SF360: You don’t pick every detail with your contemporary films?

Breillat: Yes. I love fabric, I love choosing the fabric, and often I choose pieces of clothing without thinking of a film in particular. The red dress in Romance (1999), the wonderful red dress, I had seen it and thought that it’s from the ’30s, the ’40s, its magnificence, it’s made to appear in a movie. In "Fat Girl" (2001), the mother is played by Arsinée Khanjian, and she wears the same dress as the woman played by Isabelle Renauld in Perfect Love (1996). I found it in a flea market and thought that it would be perfect. I like the idea of objects of mine appearing from film to film, going through my work. A screen that was in Fat Girl appears in this film. There were Chinese paintings that appear from film to film. And who knows, perhaps the silver belt that you see in The Last Mistress will show up in another film. (Laughs.)

SF360: Now a question about sex.

Breillat: (Laughs.) People also reappear in other films.

SF360: In terms of showing sex onscreen, how has it changed compared to five years ago, or when you started making films, or when you began watching films?

Breillat: In fact, we’ve fallen backwards, we’ve gone backwards in time in this way. Romance was only possible to make at the very precise instant when I made it, and even television, which co-produced the film, told me they’d never be able to do that again. And that’s the reason, in fact, at the time I was first preparing to make The Last Mistress, I stopped preproduction on it and threw myself into Romance, because I felt that was the only time we could make it. And I put off making Last Mistress and indeed it was correct. Now we’ve fallen backwards, we’ve gone backwards in time, there’s no way we could do that today.

SF360: In terms of depicting sex onscreen, does it feel like 1957? That you can’t show it?

Breillat: (Laughs) No, no, when I shoot a film it’s the same sexual emotion, whether the sex is explicit or not.
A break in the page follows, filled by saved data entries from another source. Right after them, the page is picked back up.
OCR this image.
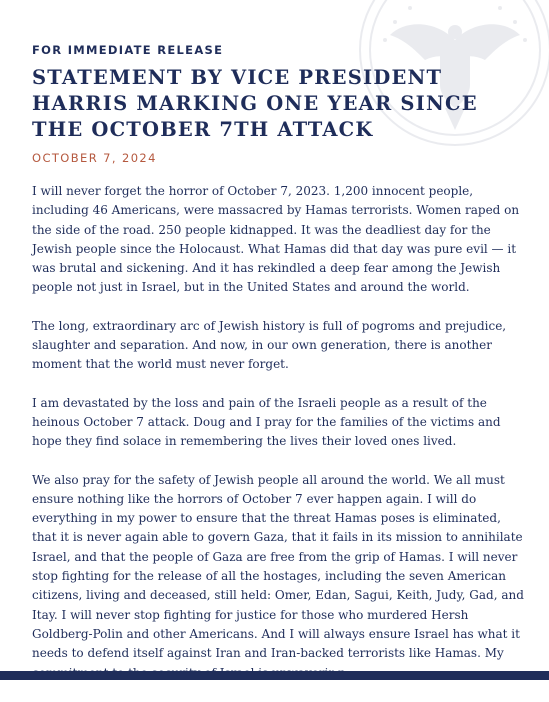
FOR IMMEDIATE RELEASE
STATEMENT BY VICE PRESIDENT HARRIS MARKING ONE YEAR SINCE THE OCTOBER 7TH ATTACK
OCTOBER 7, 2024

I will never forget the horror of October 7, 2023. 1,200 innocent people, including 46 Americans, were massacred by Hamas terrorists. Women raped on the side of the road. 250 people kidnapped. It was the deadliest day for the Jewish people since the Holocaust. What Hamas did that day was pure evil — it was brutal and sickening. And it has rekindled a deep fear among the Jewish people not just in Israel, but in the United States and around the world.

The long, extraordinary arc of Jewish history is full of pogroms and prejudice, slaughter and separation. And now, in our own generation, there is another moment that the world must never forget.

I am devastated by the loss and pain of the Israeli people as a result of the heinous October 7 attack. Doug and I pray for the families of the victims and hope they find solace in remembering the lives their loved ones lived.

We also pray for the safety of Jewish people all around the world. We all must ensure nothing like the horrors of October 7 ever happen again. I will do everything in my power to ensure that the threat Hamas poses is eliminated, that it is never again able to govern Gaza, that it fails in its mission to annihilate Israel, and that the people of Gaza are free from the grip of Hamas. I will never stop fighting for the release of all the hostages, including the seven American citizens, living and deceased, still held: Omer, Edan, Sagui, Keith, Judy, Gad, and Itay. I will never stop fighting for justice for those who murdered Hersh Goldberg-Polin and other Americans. And I will always ensure Israel has what it needs to defend itself against Iran and Iran-backed terrorists like Hamas. My
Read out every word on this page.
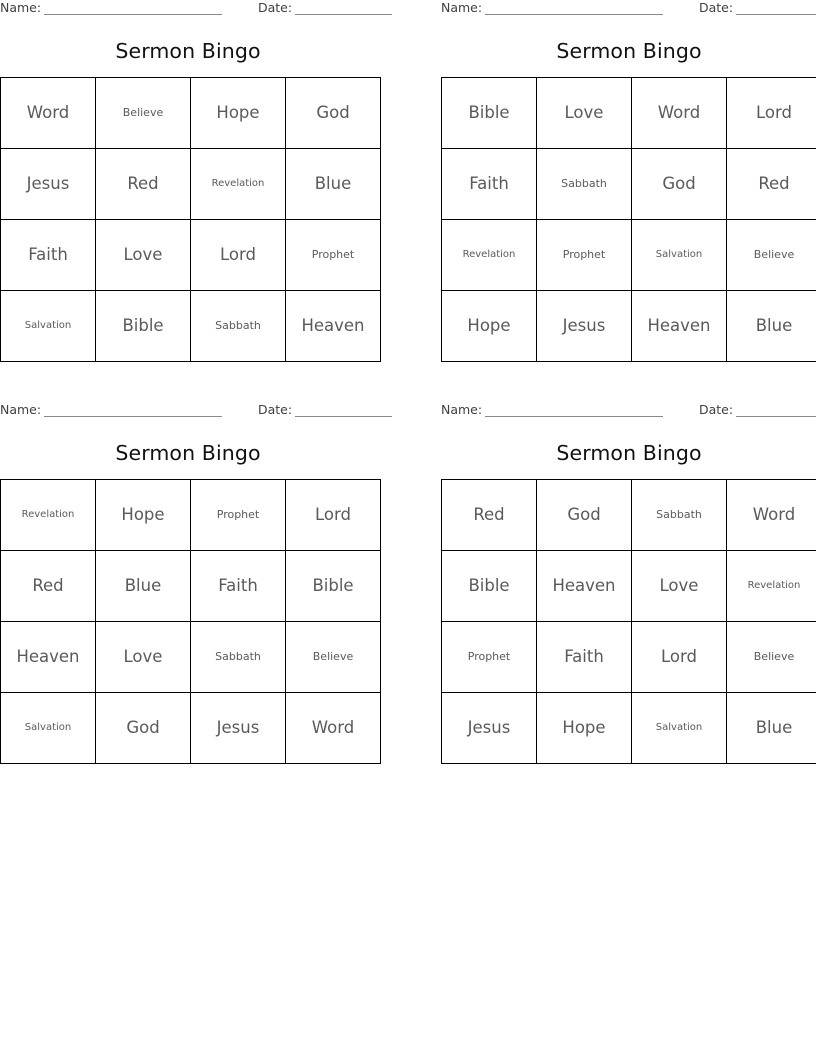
Name:	Date:
Sermon Bingo
Word	Believe	Hope	God

Jesus	Red	Revelation	Blue

Faith	Love	Lord	Prophet

Salvation	Bible	Sabbath	Heaven
Name:	Date:
Sermon Bingo
Bible	Love	Word	Lord

Faith	Sabbath	God	Red

Revelation	Prophet	Salvation	Believe

Hope	Jesus	Heaven	Blue
Name:	Date:
Sermon Bingo
Revelation	Hope	Prophet	Lord

Red	Blue	Faith	Bible

Heaven	Love	Sabbath	Believe

Salvation	God	Jesus	Word
Name:	Date:
Sermon Bingo
Red	God	Sabbath	Word

Bible	Heaven	Love	Revelation

Prophet	Faith	Lord	Believe

Jesus	Hope	Salvation	Blue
Nonetheless there’s a sexual emotion that’s communicated. In 1957, that wasn’t the case. We were dealing with a cinema of convention, not of feeling.
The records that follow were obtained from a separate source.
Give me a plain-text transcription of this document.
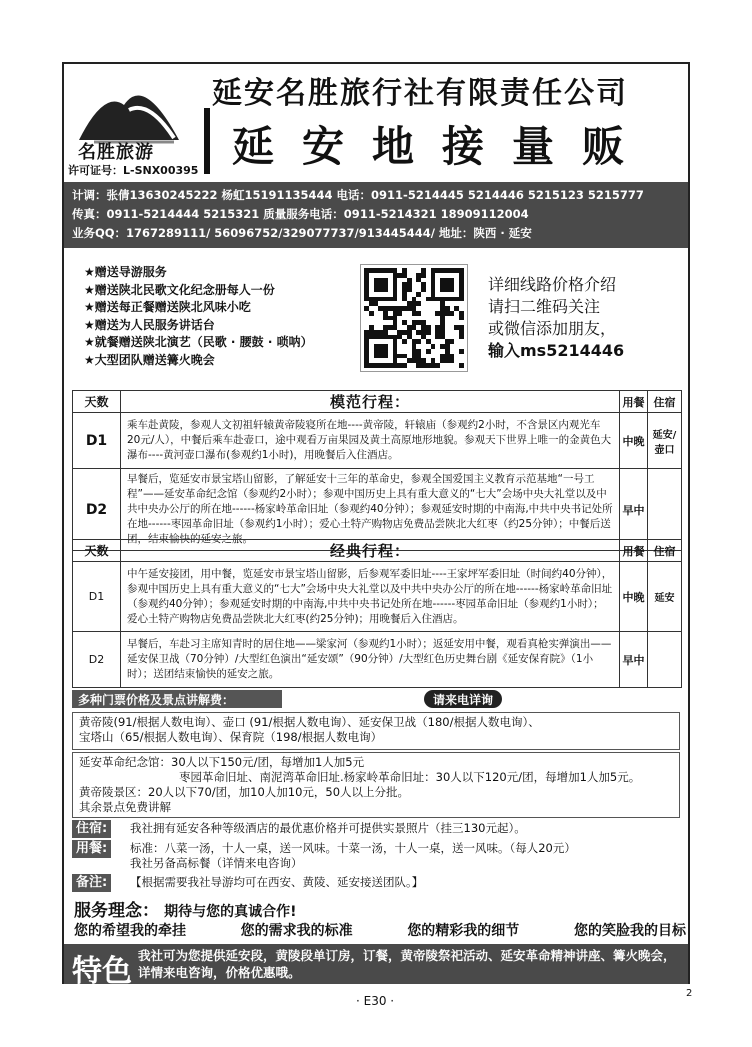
名胜旅游
许可证号：L-SNX00395
延安名胜旅行社有限责任公司
延安地接量贩
计调：张倩13630245222 杨虹15191135444 电话：0911-5214445 5214446 5215123 5215777
传真：0911-5214444 5215321 质量服务电话：0911-5214321 18909112004
业务QQ：1767289111/ 56096752/329077737/913445444/ 地址：陕西 · 延安
★赠送导游服务
★赠送陕北民歌文化纪念册每人一份
★赠送每正餐赠送陕北风味小吃
★赠送为人民服务讲话台
★就餐赠送陕北演艺（民歌 · 腰鼓 · 唢呐）
★大型团队赠送篝火晚会
详细线路价格介绍
请扫二维码关注
或微信添加朋友，
输入ms5214446
天数	模范行程：	用餐	住宿
D1	乘车赴黄陵，参观人文初祖轩辕黄帝陵寝所在地----黄帝陵，轩辕庙（参观约2小时，不含景区内观光车20元/人），中餐后乘车赴壶口，途中观看万亩果园及黄土高原地形地貌。参观天下世界上唯一的金黄色大瀑布----黄河壶口瀑布(参观约1小时)，用晚餐后入住酒店。	中晚	延安/壶口
D2	早餐后，览延安市景宝塔山留影，了解延安十三年的革命史，参观全国爱国主义教育示范基地“一号工程”——延安革命纪念馆（参观约2小时）；参观中国历史上具有重大意义的“七大”会场中央大礼堂以及中共中央办公厅的所在地------杨家岭革命旧址（参观约40分钟）；参观延安时期的中南海,中共中央书记处所在地------枣园革命旧址（参观约1小时）；爱心土特产购物店免费品尝陕北大红枣（约25分钟）；中餐后送团，结束愉快的延安之旅。	早中	
天数	经典行程：	用餐	住宿
D1	中午延安接团，用中餐，览延安市景宝塔山留影，后参观军委旧址----王家坪军委旧址（时间约40分钟），参观中国历史上具有重大意义的“七大”会场中央大礼堂以及中共中央办公厅的所在地------杨家岭革命旧址（参观约40分钟）；参观延安时期的中南海,中共中央书记处所在地------枣园革命旧址（参观约1小时）；爱心土特产购物店免费品尝陕北大红枣(约25分钟)；用晚餐后入住酒店。	中晚	延安
D2	早餐后，车赴习主席知青时的居住地——梁家河（参观约1小时）；返延安用中餐，观看真枪实弹演出——延安保卫战（70分钟）/大型红色演出“延安颂”（90分钟）/大型红色历史舞台剧《延安保育院》（1小时）；送团结束愉快的延安之旅。	早中	
多种门票价格及景点讲解费：	请来电详询
黄帝陵(91/根据人数电询）、壶口 (91/根据人数电询）、延安保卫战（180/根据人数电询）、
宝塔山（65/根据人数电询）、保育院（198/根据人数电询）
延安革命纪念馆：30人以下150元/团，每增加1人加5元
枣园革命旧址、南泥湾革命旧址.杨家岭革命旧址：30人以下120元/团，每增加1人加5元。
黄帝陵景区：20人以下70/团，加10人加10元，50人以上分批。
其余景点免费讲解
住宿:	我社拥有延安各种等级酒店的最优惠价格并可提供实景照片（挂三130元起）。
用餐:	标准：八菜一汤，十人一桌，送一风味。十菜一汤，十人一桌，送一风味。（每人20元）
我社另备高标餐（详情来电咨询）
备注:	【根据需要我社导游均可在西安、黄陵、延安接送团队。】
服务理念： 期待与您的真诚合作!
您的希望我的牵挂	您的需求我的标准	您的精彩我的细节	您的笑脸我的目标
特色 我社可为您提供延安段，黄陵段单订房，订餐，黄帝陵祭祀活动、延安革命精神讲座、篝火晚会，详情来电咨询，价格优惠哦。
· E30 ·
2
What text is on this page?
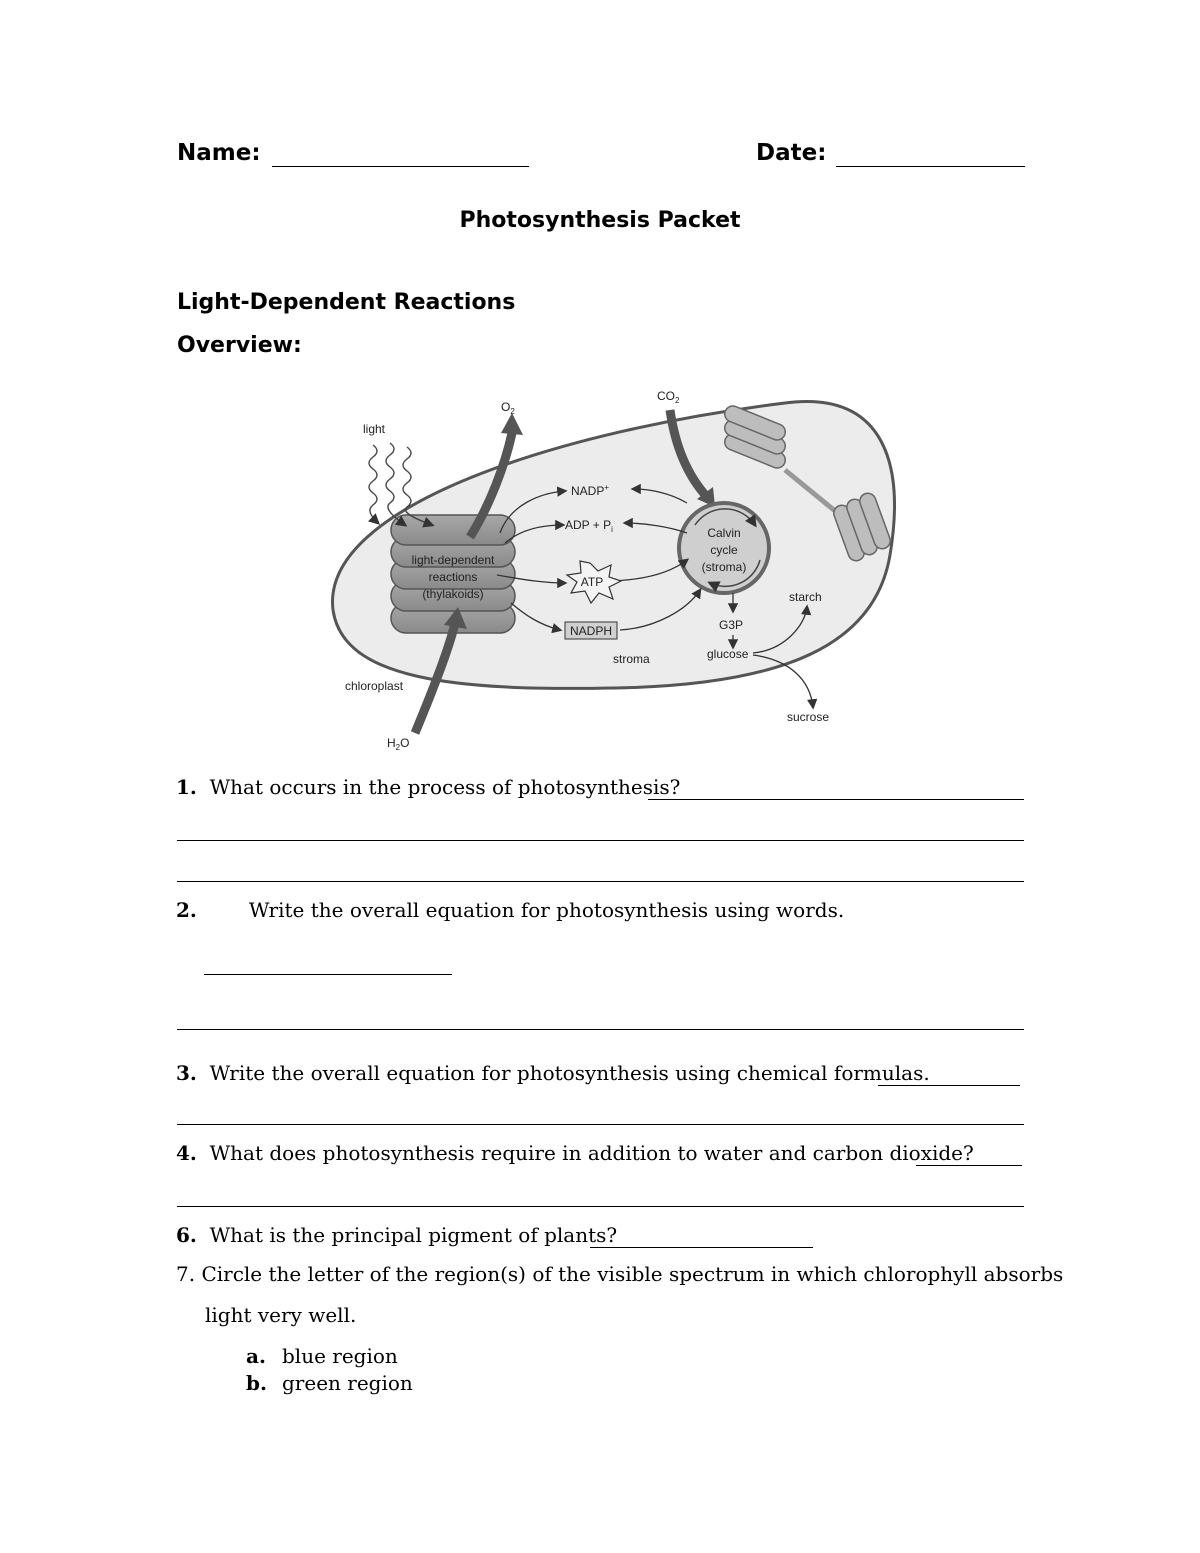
Name:	Date:
Photosynthesis Packet
Light-Dependent Reactions
Overview:
light
$O_2$
$CO_2$
NADP+
ADP + $P_i$
light-dependent
reactions
(thylakoids)
ATP
NADPH
Calvin
cycle
(stroma)
starch
G3P
glucose
stroma
chloroplast
sucrose
$H_2O$
1. What occurs in the process of photosynthesis?
2.	Write the overall equation for photosynthesis using words.
3. Write the overall equation for photosynthesis using chemical formulas.
4. What does photosynthesis require in addition to water and carbon dioxide?
6. What is the principal pigment of plants?
7. Circle the letter of the region(s) of the visible spectrum in which chlorophyll absorbs
light very well.
a. blue region
b. green region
SF360: I’m convinced that your films are not about sex per se, but about power. In your opinion, who has more power, men or women?

Breillat; At first, it’s the man who’s in control, who has the most power, but what scares them so much is that then the women take over. Women at first are the objects of men, are possessed by men, but afterwards the roles are reversed and men become the objects of women. And that’s what’s so difficult for them to accept. It’s so magnificent to see this exchange of power, where the man at first appears to be so strong and in control and gradually this is reversed and it’s the woman who has the upper hand. That’s magnificent to see in a loving relationship and it’s also a very generous act.

SF360: On whose part?

Breillat: It’s generous in terms of the loving impulse itself. That’s what’s so magnificent, is you see this exchange between them, and that’s what makes the loving relationship, the amorous relationship, so human. This generosity makes us human, where the stronger accepts to be the weaker. It also allows us to go beyond the realm of the animal, where it’s the law of the strongest, the law of power, and become human. And human is the law of the spirit, the law of the mind. One accepts to acknowledge the strength or the power of the mind over mere physical strength. That’s precisely the image of King Kong, who is holding in his hand this tiny woman, as big as an ant. And he sees the femme fatale, he is fascinated by her, and because of that he passes from the stage of being simply a huge, powerful ape to becoming human, and that’s what’s so fascinating and so moving.

SF360: By way of closing, are you surprised that your films, which are so quintessentially French in their themes, have found an audience on this side of the Atlantic?

Breillat: In fact, it’s the other way around. Ever since 36 Fillette (1988), which did much better in New York than it did in Paris, all of my films since then have done much better in the United States, and in all Anglo-Saxon countries, than in France. I don’t know why, but I’m very grateful for it.